Creativity has been central to James Shee’s career across both art and science

James Shee with Artists of the Ballet in In Colour

Source: © Cylla von Tiedemann/The National Ballet of Canada

At the National Ballet of Canada, Shee performed many principal level roles

James Shee, assistant professor of chemistry at Rice University in the US, has charted an unconventional career path by making decisions based on what he loves. ‘It takes courage to be unconventional, but such experiences provide a natural path towards uniqueness – in art, science and more.’

Shee excelled in maths and science in high school as well as in music, playing the drums in various jazz bands, but he wasn’t fascinated by the Stem subjects. ‘What really excited me were the courses that asked the “big questions” or inspired profound introspection,’ Shee explains. He also received a full scholarship to the Deane Dance Centre in Sacramento, California.

His first exposure to dance had been at a very young age when his parents put him in a music and movement class. ‘I have these videos of waving around a ribbon and walking around … I think that’s how it started.’

In his senior year, aged just 17, Princeton University sent him an admission offer. But that summer San Francisco Ballet asked him to stay as a trainee and so he had to make a daunting decision.

He chose ballet. His parents weren’t entirely happy, but accepted his decision because he had skipped a grade. The plan was to take one year, turn 18, then go to college. But by the end of that year, Shee auditioned for a few companies and accepted a job with the National Ballet of Canada against the will of his parents; he knew he had to pursue his passion for dance. So Shee moved to Toronto, deferring his admission to Princeton.

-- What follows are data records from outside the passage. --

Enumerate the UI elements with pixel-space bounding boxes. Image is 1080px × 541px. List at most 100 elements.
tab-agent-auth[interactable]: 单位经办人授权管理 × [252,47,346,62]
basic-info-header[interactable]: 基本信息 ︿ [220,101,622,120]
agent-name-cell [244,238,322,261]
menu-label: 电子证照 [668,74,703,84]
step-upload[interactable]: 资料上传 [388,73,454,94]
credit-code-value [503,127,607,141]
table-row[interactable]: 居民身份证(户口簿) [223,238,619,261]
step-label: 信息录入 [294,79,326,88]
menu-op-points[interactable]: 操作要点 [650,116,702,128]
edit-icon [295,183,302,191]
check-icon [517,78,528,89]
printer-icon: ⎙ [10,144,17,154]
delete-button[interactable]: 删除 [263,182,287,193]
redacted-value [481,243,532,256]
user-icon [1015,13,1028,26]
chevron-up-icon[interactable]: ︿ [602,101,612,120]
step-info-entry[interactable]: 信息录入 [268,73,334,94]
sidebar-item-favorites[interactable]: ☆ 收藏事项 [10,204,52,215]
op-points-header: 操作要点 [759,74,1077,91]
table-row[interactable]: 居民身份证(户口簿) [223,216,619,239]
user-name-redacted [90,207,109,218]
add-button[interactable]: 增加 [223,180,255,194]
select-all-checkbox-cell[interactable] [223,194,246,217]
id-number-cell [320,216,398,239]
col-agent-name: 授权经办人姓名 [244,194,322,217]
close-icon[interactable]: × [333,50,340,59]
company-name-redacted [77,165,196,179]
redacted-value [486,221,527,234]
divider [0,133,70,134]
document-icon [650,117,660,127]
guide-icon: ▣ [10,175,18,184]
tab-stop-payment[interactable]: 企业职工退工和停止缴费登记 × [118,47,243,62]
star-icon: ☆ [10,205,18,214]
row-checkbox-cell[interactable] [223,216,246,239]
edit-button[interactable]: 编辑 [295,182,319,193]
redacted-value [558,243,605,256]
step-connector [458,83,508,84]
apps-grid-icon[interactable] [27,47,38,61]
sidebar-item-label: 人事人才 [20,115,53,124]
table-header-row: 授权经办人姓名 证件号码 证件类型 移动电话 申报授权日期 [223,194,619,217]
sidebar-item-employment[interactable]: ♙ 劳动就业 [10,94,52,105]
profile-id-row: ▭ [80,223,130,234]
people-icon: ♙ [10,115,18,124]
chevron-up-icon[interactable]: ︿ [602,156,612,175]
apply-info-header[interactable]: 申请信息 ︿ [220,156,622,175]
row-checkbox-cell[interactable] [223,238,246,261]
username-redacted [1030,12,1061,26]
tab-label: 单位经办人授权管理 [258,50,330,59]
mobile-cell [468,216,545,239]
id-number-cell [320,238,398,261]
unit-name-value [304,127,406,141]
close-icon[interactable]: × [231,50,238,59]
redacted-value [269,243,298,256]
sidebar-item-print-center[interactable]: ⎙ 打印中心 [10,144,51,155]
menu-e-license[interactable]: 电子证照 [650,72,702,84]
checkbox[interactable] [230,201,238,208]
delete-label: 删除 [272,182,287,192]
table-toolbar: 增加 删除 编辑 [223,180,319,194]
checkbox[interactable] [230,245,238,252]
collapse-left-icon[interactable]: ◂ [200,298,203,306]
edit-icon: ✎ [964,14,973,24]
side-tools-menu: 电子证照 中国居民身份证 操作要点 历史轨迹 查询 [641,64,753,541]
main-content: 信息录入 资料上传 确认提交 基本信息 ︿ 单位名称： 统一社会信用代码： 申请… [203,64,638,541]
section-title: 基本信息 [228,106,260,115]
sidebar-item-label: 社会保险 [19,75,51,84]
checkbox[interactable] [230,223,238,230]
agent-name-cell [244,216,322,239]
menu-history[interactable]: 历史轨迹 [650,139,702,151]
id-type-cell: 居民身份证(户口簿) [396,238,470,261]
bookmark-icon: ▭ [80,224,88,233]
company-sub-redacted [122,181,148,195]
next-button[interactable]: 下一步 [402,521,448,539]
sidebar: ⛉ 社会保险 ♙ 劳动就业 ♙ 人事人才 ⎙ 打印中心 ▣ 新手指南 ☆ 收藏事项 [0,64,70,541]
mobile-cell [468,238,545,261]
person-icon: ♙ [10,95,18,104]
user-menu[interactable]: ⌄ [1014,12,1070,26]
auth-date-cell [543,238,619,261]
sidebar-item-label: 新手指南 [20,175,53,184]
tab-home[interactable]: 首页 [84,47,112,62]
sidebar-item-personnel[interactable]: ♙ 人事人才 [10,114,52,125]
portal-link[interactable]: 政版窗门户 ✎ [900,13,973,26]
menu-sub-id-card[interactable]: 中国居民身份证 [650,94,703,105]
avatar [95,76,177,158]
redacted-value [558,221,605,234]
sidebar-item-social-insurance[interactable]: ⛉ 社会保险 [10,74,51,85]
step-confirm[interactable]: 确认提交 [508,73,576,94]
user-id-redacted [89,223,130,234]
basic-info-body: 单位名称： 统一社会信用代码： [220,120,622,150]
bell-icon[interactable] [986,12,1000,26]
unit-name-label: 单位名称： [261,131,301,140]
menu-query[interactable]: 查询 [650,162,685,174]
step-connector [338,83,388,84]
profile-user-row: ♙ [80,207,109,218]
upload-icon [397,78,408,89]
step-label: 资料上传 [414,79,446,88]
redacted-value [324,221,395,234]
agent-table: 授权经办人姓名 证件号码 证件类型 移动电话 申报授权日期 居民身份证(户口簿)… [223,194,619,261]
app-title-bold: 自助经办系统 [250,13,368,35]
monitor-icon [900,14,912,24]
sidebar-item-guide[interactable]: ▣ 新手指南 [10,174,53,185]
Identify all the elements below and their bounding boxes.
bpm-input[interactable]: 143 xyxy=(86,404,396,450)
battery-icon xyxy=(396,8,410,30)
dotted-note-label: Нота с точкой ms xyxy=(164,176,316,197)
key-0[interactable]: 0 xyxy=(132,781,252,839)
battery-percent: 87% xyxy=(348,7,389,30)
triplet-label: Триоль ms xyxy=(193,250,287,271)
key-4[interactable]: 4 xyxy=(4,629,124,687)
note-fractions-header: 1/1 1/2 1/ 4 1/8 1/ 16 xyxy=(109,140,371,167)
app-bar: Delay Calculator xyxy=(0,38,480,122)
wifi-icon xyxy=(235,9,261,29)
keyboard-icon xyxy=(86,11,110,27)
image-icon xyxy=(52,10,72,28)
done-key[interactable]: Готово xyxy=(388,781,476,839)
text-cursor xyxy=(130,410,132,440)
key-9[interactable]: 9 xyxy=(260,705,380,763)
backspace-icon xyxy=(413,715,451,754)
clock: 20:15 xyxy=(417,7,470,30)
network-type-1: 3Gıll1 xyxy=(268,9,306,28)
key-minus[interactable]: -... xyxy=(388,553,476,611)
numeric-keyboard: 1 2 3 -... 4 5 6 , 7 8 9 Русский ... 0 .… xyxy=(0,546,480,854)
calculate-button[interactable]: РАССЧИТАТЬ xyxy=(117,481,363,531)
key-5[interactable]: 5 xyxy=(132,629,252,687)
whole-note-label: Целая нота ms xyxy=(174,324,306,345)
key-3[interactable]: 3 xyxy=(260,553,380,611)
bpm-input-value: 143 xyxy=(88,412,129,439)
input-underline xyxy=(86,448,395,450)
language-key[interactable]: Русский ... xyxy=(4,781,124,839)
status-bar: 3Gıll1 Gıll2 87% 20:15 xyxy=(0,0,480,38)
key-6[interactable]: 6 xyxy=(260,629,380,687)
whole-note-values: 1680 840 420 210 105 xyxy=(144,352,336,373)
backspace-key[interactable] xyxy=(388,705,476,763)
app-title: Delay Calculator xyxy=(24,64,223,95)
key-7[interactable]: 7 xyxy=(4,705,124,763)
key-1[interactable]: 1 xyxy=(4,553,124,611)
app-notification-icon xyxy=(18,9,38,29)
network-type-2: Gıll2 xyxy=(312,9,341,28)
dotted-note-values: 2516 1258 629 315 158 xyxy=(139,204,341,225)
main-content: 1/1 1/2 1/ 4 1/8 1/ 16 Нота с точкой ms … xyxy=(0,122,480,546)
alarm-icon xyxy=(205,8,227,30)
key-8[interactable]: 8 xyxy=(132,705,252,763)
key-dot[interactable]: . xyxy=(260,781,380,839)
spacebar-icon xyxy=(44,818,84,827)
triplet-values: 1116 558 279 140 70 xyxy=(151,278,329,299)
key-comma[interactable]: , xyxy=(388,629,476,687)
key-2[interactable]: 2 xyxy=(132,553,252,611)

Tina Pereira and James Shee in In The Upper Room

Source: © Bruce Zinger/The National Ballet of Canada

Shee enjoyed being part of a rigorous community of artists – but had to choose between that and studying at Princeton

His two years at the Ballet were rigorous but he enjoyed being in a community of dancers and artists. He performed many principal level roles. And then the call from Princeton came again. The Dean of Admissions ‘made it clear to me that I could not defer any longer … and so I was faced with a pretty difficult choice.’

Shee’s decisive moment came when he went to a ballet performance and found that he preferred to close his eyes and listen, instead of watch – maybe it was music that he loved more than ballet. ‘And so I said: “Let me just try to do something else besides dance.”’

Choosing computational chemistry

As an undergraduate at Princeton, Shee explored many subjects from finance to philosophy. ‘I had this cool experience taking introductory chemistry where you start to learn about quantum mechanics,’ he explains. Witnessing computational chemistry changing the course of experimental science also pushed him to learn more about the fundamentals of quantum mechanics, ‘but I also wanted to design new computational methods that are more accurate than the ones we currently have.’

Shee group

Source: © Gustavo Raskosky

Shee’s group at Rice University apply their creativity to ab initio computational methods for modelling chemical systems

To pursue this, Shee moved to Columbia University in New York for a PhD focused on applying a computational algorithm, known as the Monte Carlo method, to chemical problems. He was able to make predictions about transition metal chemistry, and designed new molecules that could help photon upconversion – a process that could increase the efficiency of solar cells. ‘Computational chemistry can have a huge effect; there are all kinds of technological applications and real-world impacts,’ he says.

Shee danced with small professional ballet companies while at graduate school: ‘[New York’s] probably one of the only cities in the world where you can write a quantum Monte Carlo code half the day and then go dance for a few hours,’ he says. ‘It was the only thing that I could do [where] I don’t think about science or research at all.’

After a stint as a postdoc at University of California, Berkeley, for the past year and a half Shee has been at Rice University, where he has had to balance a new job with being a new dad. ‘It’s quite a juggling act. New job, new city, new baby. It’s very hard,’ he says.

The acts of making art and doing science have a lot of human aspects

He thinks family life and science are not as separate as they sometimes appear. ‘I think they’re complementary,’ he says. ‘I see my son learning all kinds of things every single day.’ Shee compares it to watching a scientist work, observing that his baby is making hypotheses and testing them out all the time. ‘I get inspiration from family time,’ he says.

Shee’s current ambitions involve him attaining tenure in the next five years. ‘I think it’s useful to have long-term research goals, but also to be flexible – if some opportunity arises, take it,’ he says. However, his passion for dance has not diminished and he wants to build bridges between science and art.

‘The acts of making art and doing science have a lot of human aspects,’ he explains. He views creativity as equally important to both fields. The advice he has for scientists and dancers is the same: ‘It takes a lot of work to create something … if something doesn’t come naturally, don’t give up.’